I first posted this in a discussion thread about what Ennis knew and when and why he acted as he did, but realized it fits better in here.
I think I may have reached some sort of "inner peace" about what Ennis (and Jack) consciously or subconsciously knew and thought and felt and why they did or didn't do, or say, or feel, or be...... Perhaps it's just the eye of the Brokeback hurricane I'm experiencing at the moment. About time too, after much more than half a year of this.
I've always believed they both know and acknowledge to themselves they love the other, early on in their story, - Ennis too, even if he didn't use the word. In the midst of all their struggles they both knew what they had. I still firmly believe that. I've been wearing my necklace with 2 silver cowboy hat charms quite a lot lately and the reason I like it so much is because it to me *is* a beautiful symbol of deep and abiding and acknowledged love.

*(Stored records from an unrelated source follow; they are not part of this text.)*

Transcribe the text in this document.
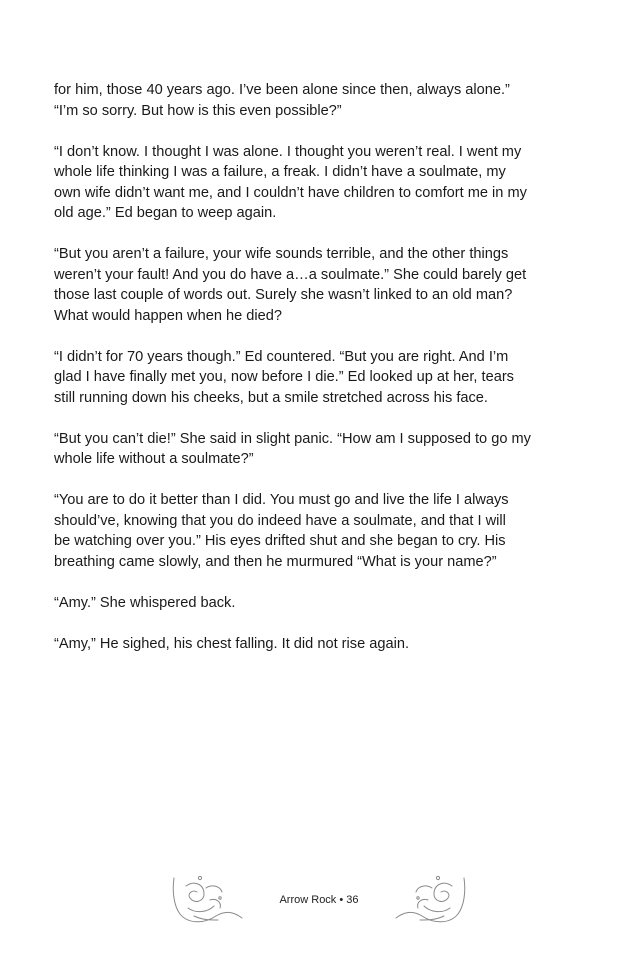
for him, those 40 years ago. I’ve been alone since then, always alone.”
“I’m so sorry. But how is this even possible?”

“I don’t know. I thought I was alone. I thought you weren’t real. I went my
whole life thinking I was a failure, a freak. I didn’t have a soulmate, my
own wife didn’t want me, and I couldn’t have children to comfort me in my
old age.” Ed began to weep again.

“But you aren’t a failure, your wife sounds terrible, and the other things
weren’t your fault! And you do have a…a soulmate.” She could barely get
those last couple of words out. Surely she wasn’t linked to an old man?
What would happen when he died?

“I didn’t for 70 years though.” Ed countered. “But you are right. And I’m
glad I have finally met you, now before I die.” Ed looked up at her, tears
still running down his cheeks, but a smile stretched across his face.

“But you can’t die!” She said in slight panic. “How am I supposed to go my
whole life without a soulmate?”

“You are to do it better than I did. You must go and live the life I always
should’ve, knowing that you do indeed have a soulmate, and that I will
be watching over you.” His eyes drifted shut and she began to cry. His
breathing came slowly, and then he murmured “What is your name?”

“Amy.” She whispered back.

“Amy,” He sighed, his chest falling. It did not rise again.

Arrow Rock • 36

All the tragedy and missed opportunities and twarthed hopes and dreams in the film serves to put the love story in high relief, make it stand out all the clearer and more beautiful. Ennis and Jack had their love for each other tested and tried like few others, and they both had to make significant personal sacrifices, and still the love held. And even if they did not have much time together, and the entirely happy times were few, - they *did* have them. Moments of perfect happiness and passionate love with the one person they were destined to be with in all the world. What speaks to me especially is the very fact that what they had was so deeply real and true and pure despite all the pain and grief and loss, all the adversity, dangers, obstacles, difficulties, misunderstandings and setbacks. Perhaps you won't even ever be able to *experience* that level of truth and intense beauty in your life unless you also go through those darkest of places and the most difficult of times. That speaks to me on a *very* personal level these days.

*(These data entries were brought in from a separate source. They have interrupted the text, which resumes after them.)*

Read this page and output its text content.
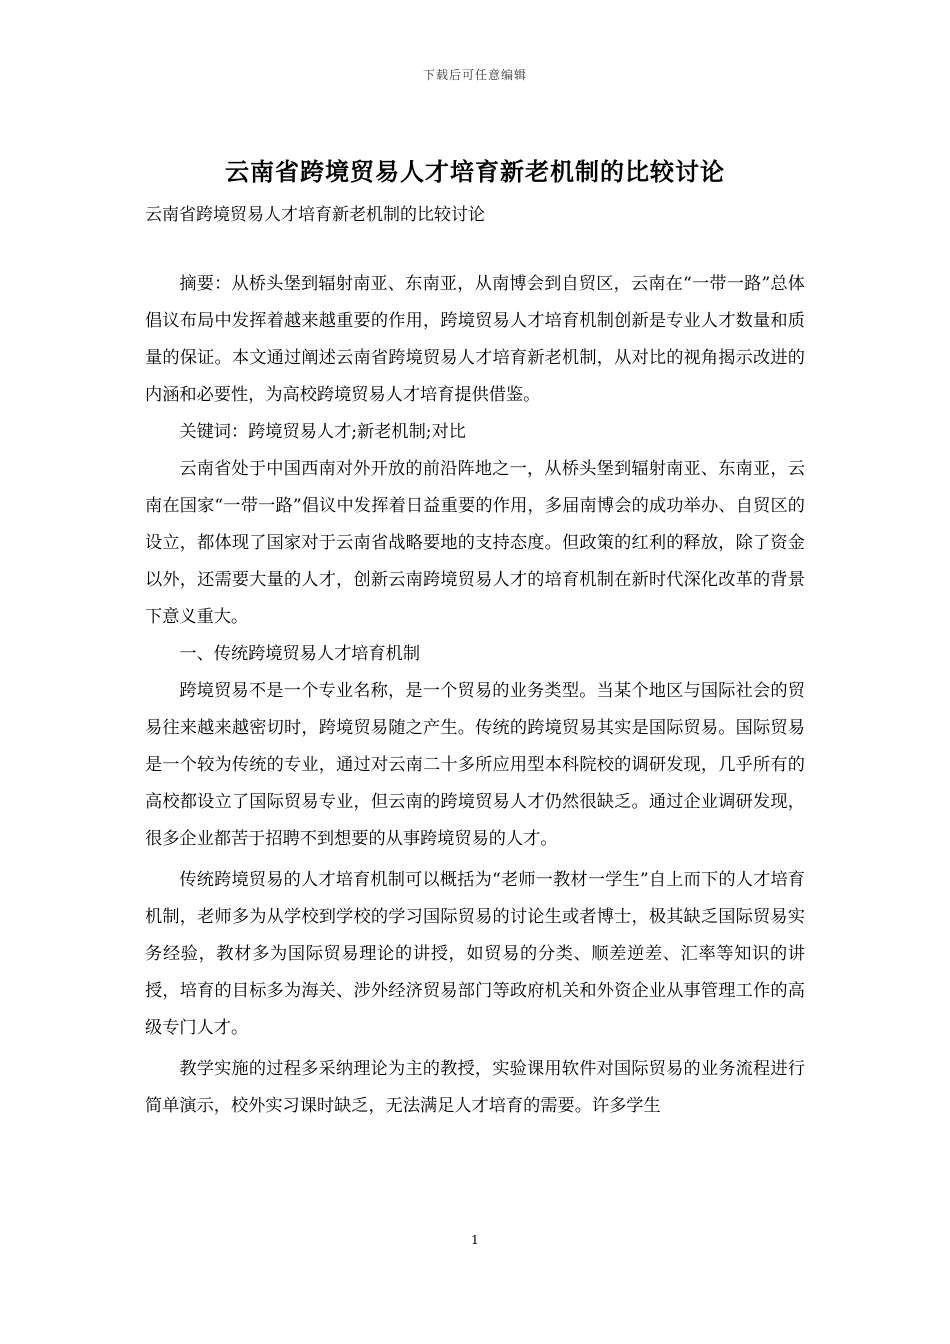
下载后可任意编辑
云南省跨境贸易人才培育新老机制的比较讨论
云南省跨境贸易人才培育新老机制的比较讨论

摘要：从桥头堡到辐射南亚、东南亚，从南博会到自贸区，云南在“一带一路”总体倡议布局中发挥着越来越重要的作用，跨境贸易人才培育机制创新是专业人才数量和质量的保证。本文通过阐述云南省跨境贸易人才培育新老机制，从对比的视角揭示改进的内涵和必要性，为高校跨境贸易人才培育提供借鉴。

关键词：跨境贸易人才;新老机制;对比

云南省处于中国西南对外开放的前沿阵地之一，从桥头堡到辐射南亚、东南亚，云南在国家“一带一路”倡议中发挥着日益重要的作用，多届南博会的成功举办、自贸区的设立，都体现了国家对于云南省战略要地的支持态度。但政策的红利的释放，除了资金以外，还需要大量的人才，创新云南跨境贸易人才的培育机制在新时代深化改革的背景下意义重大。

一、传统跨境贸易人才培育机制

跨境贸易不是一个专业名称，是一个贸易的业务类型。当某个地区与国际社会的贸易往来越来越密切时，跨境贸易随之产生。传统的跨境贸易其实是国际贸易。国际贸易是一个较为传统的专业，通过对云南二十多所应用型本科院校的调研发现，几乎所有的高校都设立了国际贸易专业，但云南的跨境贸易人才仍然很缺乏。通过企业调研发现，很多企业都苦于招聘不到想要的从事跨境贸易的人才。

传统跨境贸易的人才培育机制可以概括为“老师一教材一学生”自上而下的人才培育机制，老师多为从学校到学校的学习国际贸易的讨论生或者博士，极其缺乏国际贸易实务经验，教材多为国际贸易理论的讲授，如贸易的分类、顺差逆差、汇率等知识的讲授，培育的目标多为海关、涉外经济贸易部门等政府机关和外资企业从事管理工作的高级专门人才。

教学实施的过程多采纳理论为主的教授，实验课用软件对国际贸易的业务流程进行简单演示，校外实习课时缺乏，无法满足人才培育的需要。许多学生

1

Look at the male/female couples in the film. Not only Ennis's and Jack's marriages, but the other couples. They should have it easier as far as being a couple and having a relationship goes. Alma and Monroe, Jack's parents, Lureen's parents... (I won't even mention the Malones). Yet not a couple in sight who I could be made to believe has *ever* once for a minute felt the kind of passion for each other that Jack and Ennis share for 20 years. Their mutual passion is one of a kind in their world. And well, their whole story just moves me profoundly. Still. After all this time.
So though I'm sure I'll be diving back into discussions of events and actions and emotions and psychological make-up and the impact of childhood traumas and society's oppression and so on....... for now I'm just enjoying this peaceful
Brokeback=love feeling , and from that perspective will continue reading and mulling over what everyone has to say.